Ray Bradbury died earlier this year. He wasn't exactly the greatest prose stylist in fiction history, but he created some of the most magical books in the history of science fiction and, ah, I guess you'd call it magical realism. His novels Something Wicked This Way Comes and Fahrenheit 451 both had a profound, profound influence both on the world of fiction and myself and he is credited for being one of the earliest "crossover" writers, meaning he could write genre fiction and still get some literary cred. He also wrote a collection of intertwined stories set on Mars called The Martian Chronicles which is simply wild and beautiful, like finding an arctic wolf taking a nap in your backyard.

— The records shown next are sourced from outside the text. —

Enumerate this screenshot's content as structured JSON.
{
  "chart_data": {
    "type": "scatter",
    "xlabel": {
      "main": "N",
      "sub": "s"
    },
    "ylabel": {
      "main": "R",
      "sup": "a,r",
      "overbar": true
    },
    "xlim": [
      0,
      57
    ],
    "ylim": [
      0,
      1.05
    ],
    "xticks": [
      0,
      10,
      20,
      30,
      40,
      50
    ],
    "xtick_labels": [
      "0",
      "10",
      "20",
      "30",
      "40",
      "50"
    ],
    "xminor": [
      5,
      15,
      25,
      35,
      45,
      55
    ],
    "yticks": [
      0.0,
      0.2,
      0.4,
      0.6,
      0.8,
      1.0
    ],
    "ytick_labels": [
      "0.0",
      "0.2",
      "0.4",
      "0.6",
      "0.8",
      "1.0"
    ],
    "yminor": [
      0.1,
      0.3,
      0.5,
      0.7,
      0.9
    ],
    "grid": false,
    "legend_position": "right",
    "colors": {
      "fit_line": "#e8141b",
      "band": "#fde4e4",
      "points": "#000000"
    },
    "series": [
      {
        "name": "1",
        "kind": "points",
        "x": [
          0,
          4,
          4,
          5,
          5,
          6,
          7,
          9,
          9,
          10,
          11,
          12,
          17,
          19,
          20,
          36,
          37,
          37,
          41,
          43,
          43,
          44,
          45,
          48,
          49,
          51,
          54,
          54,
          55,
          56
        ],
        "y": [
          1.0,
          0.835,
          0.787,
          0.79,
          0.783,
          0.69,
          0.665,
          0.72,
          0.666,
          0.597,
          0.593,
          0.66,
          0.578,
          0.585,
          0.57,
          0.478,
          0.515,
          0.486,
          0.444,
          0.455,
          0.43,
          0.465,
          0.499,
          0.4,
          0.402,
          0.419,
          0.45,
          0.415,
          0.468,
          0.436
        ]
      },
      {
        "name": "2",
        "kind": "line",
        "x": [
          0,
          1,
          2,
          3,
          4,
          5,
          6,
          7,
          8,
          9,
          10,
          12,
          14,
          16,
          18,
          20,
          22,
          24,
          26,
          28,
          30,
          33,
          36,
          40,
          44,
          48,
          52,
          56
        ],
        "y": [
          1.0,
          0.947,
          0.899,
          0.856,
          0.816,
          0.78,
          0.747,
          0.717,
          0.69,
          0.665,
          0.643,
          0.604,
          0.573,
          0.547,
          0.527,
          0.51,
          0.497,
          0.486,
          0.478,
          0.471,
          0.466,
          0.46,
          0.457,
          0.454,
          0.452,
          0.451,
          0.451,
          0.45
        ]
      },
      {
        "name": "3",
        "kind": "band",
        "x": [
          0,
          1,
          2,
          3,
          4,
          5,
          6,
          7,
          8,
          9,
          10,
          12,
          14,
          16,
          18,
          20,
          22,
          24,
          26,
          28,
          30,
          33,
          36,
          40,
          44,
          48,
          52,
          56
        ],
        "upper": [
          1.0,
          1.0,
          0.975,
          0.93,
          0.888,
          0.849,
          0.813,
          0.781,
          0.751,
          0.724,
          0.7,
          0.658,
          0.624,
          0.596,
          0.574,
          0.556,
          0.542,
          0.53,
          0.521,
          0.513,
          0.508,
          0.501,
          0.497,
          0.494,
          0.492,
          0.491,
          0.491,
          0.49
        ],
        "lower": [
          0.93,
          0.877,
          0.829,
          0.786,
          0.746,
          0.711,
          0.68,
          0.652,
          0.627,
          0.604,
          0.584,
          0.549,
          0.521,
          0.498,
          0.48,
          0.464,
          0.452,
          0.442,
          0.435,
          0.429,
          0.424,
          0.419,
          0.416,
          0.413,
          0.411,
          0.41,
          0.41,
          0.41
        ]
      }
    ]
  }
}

But at this time of year, I can't help thinking about his The October Country, "a collection of 19 macabre short stories". Published in 1955, the stories involve surreal mayhem and cool Edgar Allen Poe stuff like that but what stands out to me, personally, is how they somehow manage to get at the true essence of autumn, and October specifically, in a way few other works have. In The October Country Bradbury built a world that crackles like walking through dry leaves and smells like woodsmoke on the page, making the reader nostalgic for a place that never really existed at all.
And that ability to world build, and imagine, is truly the big beating heart of Ray Bradbury's legacy, even as he now spends his first autumn beneath the earth.